MK-677 is not approved by the FDA for any indication. It is classified as an investigational compound, and its legal status for human use outside of clinical trials is contested in most jurisdictions. It is not a SARM, though it is frequently marketed alongside them. Its mechanism, stimulating endogenous GH release rather than introducing exogenous GH, is genuinely different and has a more favorable safety profile than synthetic HGH in some respects. But "more favorable" is not the same as "safe." The compound has real interactions with insulin signaling, and anyone with pre-diabetes, obesity-related metabolic issues, or a personal or family history of certain cancers should not be treating a TikTok as a green light. If body recomposition is your goal, the evidence base for resistance training combined with adequate protein intake (Phillips and Van Loon, 2011, Journal of Sports Sciences) is vastly stronger than any 30-day compound protocol, with no metabolic trade-offs. A telehealth provider can assess whether GH-axis support makes clinical sense for you specifically. A viral video cannot.

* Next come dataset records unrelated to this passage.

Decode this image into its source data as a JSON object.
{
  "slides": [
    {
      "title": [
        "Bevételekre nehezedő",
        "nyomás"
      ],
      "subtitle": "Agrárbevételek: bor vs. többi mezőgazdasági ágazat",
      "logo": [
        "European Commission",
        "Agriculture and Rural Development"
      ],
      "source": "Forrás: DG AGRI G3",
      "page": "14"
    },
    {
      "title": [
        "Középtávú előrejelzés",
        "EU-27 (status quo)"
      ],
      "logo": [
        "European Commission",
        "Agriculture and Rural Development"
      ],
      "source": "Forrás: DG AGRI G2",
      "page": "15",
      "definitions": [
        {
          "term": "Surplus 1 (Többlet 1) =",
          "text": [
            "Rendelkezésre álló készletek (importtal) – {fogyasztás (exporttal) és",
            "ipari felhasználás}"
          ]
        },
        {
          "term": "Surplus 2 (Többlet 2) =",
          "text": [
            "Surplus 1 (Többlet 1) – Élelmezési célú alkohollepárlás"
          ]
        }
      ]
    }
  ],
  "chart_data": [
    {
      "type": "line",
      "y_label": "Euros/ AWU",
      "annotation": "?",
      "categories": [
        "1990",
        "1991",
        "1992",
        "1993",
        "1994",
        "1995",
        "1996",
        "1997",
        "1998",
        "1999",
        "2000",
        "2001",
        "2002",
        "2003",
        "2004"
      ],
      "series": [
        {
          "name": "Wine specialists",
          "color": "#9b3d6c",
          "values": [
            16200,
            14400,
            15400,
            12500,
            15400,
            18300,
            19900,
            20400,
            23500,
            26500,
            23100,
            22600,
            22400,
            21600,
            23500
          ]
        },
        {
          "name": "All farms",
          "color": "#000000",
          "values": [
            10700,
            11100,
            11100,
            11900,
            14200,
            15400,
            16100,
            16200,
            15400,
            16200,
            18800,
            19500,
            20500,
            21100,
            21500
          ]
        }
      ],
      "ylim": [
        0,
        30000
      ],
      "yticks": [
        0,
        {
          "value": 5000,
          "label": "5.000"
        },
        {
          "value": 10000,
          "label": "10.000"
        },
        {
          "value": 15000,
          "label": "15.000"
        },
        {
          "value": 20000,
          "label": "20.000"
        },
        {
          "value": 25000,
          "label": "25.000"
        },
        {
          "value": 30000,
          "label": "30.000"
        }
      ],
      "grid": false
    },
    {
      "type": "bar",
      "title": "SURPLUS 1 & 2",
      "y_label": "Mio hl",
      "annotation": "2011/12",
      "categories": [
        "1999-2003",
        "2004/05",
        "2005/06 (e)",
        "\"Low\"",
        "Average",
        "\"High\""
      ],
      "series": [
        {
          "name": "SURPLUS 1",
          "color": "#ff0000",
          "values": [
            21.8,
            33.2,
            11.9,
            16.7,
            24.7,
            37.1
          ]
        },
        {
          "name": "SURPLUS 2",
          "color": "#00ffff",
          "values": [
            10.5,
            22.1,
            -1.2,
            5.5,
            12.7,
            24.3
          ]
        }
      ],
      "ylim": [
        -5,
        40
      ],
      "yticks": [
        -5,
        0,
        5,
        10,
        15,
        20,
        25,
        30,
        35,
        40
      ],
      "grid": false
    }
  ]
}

The bottom line on this video
The claim embedded in this video's caption is that MK-677 changes your body in 30 days. That is not flatly false, but it is stripped of almost every relevant qualifier. Real evidence supports modest lean mass improvements and fat reduction with MK-677, but over months, not weeks, and with side effects that demand clinical supervision. The 30-day transformation framing is a marketing frame, not a scientific one. If you saw this video and are considering MK-677, talk to a licensed provider who can review your metabolic baseline, not a caption.